Today’s state tax map shows state and local tax collections per capita in each of the 50 states and the District of Columbia. D.C.’s tax collections per capita ($10,841) are higher than in any state. The five states with the highest tax collections per capita are New York ($8,957), Connecticut ($7,220), New Jersey ($6,709), North Dakota ($6,630), and Massachusetts ($6,469). The five states with the lowest tax collections per capita are Alabama ($3,206), Tennessee ($3,322), South Carolina ($3,435), Oklahoma ($3,458), and Florida ($3,478).

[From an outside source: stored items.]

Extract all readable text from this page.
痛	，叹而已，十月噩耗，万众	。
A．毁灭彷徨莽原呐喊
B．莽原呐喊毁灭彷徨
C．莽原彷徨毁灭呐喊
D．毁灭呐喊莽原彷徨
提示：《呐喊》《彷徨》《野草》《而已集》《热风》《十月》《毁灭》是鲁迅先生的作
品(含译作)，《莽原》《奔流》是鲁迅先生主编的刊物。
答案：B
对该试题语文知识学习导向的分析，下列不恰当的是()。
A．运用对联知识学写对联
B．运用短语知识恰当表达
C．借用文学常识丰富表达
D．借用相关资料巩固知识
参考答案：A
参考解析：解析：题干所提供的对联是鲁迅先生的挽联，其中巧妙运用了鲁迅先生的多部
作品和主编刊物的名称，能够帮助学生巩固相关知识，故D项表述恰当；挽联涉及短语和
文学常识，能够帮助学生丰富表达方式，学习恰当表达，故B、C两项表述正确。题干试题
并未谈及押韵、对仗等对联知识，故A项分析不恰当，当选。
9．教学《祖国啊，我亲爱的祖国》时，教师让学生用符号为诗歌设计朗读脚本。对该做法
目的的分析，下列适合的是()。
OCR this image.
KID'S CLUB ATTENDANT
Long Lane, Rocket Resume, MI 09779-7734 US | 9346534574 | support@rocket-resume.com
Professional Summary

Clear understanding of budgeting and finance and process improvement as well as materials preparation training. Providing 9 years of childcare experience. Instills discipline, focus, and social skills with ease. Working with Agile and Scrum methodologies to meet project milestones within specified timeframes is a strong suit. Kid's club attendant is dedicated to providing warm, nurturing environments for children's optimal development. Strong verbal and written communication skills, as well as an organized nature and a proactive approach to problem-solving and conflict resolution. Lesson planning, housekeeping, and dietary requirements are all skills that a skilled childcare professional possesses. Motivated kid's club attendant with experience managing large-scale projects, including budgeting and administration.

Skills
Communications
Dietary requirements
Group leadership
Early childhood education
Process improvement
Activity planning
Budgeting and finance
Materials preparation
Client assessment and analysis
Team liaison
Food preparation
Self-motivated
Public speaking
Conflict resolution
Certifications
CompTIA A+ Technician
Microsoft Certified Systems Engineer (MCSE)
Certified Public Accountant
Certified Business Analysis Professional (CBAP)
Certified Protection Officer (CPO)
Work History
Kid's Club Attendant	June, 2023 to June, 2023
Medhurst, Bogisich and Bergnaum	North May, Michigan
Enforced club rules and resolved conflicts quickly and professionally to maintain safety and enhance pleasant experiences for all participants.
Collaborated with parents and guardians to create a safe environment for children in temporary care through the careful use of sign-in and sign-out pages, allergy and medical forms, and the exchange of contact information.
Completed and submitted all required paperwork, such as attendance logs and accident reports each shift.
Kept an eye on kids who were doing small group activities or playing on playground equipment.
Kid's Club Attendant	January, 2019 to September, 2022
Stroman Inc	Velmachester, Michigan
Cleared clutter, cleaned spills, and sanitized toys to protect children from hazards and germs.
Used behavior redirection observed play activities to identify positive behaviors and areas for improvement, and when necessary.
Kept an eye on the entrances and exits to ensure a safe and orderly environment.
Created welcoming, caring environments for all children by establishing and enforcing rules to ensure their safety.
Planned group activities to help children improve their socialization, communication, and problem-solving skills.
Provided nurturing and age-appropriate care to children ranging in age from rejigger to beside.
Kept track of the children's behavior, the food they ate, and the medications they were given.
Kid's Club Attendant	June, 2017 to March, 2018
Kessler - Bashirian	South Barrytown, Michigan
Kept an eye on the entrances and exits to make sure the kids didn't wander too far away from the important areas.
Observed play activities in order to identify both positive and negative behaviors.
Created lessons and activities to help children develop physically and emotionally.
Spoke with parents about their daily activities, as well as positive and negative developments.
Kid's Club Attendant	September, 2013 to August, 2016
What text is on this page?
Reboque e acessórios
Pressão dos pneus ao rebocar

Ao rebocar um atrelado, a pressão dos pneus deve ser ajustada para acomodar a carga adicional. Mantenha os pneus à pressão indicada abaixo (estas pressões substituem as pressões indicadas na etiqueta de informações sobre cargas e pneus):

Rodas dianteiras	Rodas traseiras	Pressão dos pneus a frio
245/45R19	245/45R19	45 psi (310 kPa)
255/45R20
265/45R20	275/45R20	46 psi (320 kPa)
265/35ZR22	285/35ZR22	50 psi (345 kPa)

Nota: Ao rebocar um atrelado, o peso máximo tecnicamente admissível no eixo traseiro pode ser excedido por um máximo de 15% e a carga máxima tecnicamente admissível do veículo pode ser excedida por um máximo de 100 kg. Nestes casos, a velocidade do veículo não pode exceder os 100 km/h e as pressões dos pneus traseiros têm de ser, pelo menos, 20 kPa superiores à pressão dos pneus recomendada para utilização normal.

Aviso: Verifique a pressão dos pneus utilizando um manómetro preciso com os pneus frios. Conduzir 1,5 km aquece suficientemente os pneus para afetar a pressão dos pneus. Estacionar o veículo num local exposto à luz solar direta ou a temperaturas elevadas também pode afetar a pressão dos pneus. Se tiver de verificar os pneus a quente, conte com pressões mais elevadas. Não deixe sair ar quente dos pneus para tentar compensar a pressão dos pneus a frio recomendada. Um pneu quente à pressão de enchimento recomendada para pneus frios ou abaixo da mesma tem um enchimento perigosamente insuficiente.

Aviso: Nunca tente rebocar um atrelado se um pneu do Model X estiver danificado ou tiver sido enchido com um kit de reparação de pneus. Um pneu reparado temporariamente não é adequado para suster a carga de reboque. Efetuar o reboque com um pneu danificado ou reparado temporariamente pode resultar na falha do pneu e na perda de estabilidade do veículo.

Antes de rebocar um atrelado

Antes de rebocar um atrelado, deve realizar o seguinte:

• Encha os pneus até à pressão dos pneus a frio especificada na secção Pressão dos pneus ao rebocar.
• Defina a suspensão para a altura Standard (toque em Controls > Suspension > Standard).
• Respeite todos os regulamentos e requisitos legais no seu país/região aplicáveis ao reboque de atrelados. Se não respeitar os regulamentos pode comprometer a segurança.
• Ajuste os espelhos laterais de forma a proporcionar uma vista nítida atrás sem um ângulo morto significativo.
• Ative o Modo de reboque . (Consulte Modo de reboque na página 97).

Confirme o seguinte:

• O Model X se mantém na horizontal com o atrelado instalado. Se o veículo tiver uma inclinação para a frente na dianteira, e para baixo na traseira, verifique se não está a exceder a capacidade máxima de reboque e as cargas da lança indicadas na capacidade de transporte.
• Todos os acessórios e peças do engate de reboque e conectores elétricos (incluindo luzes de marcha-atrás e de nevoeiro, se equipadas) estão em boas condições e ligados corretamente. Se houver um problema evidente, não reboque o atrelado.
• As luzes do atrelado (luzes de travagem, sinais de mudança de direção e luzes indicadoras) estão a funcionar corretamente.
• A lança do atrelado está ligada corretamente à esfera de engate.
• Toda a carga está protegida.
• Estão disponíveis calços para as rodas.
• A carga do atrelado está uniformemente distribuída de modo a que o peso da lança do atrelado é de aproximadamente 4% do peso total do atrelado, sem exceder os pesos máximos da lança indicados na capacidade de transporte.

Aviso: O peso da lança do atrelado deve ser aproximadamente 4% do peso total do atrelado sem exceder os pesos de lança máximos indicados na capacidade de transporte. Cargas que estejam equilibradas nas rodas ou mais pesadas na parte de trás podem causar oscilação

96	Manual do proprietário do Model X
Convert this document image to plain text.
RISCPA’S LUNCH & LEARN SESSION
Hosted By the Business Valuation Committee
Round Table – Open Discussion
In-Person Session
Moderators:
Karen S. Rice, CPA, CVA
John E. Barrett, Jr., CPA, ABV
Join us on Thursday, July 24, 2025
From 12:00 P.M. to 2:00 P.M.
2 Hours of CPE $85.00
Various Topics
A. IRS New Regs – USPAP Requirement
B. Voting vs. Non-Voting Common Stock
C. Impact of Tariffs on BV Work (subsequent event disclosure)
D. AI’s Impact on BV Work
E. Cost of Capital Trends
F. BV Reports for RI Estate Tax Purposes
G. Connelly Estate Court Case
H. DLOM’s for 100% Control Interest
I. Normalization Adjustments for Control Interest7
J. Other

While some of these results speak for themselves, others are less intuitive. For example, as a resource-rich state, North Dakota generates a substantial share of its tax revenue from severance taxes on oil and natural gas, the burden of which is borne mainly by consumers outside North Dakota. As a result, in terms of tax collections per capita, North Dakota joins the ranks of the high-tax states in the Northeast even though North Dakota’s tax burden is comparatively low.
It is also important to note that severance taxes are far from the only example of “tax exporting” states engage in. Travel taxes—such as hotel, car rental, and meal taxes—also disproportionately impact nonvoting nonresidents who have few means of redress. As a result, states that generate substantial amounts of tax revenue from tourism may also show tax collections per capita that are significantly higher than the actual tax burden that falls on the in-state population. It is important to keep both legal incidence and economic incidence in mind when evaluating the true costs of any tax.
Note: This is part of a map series in which we examine per capita state tax collections.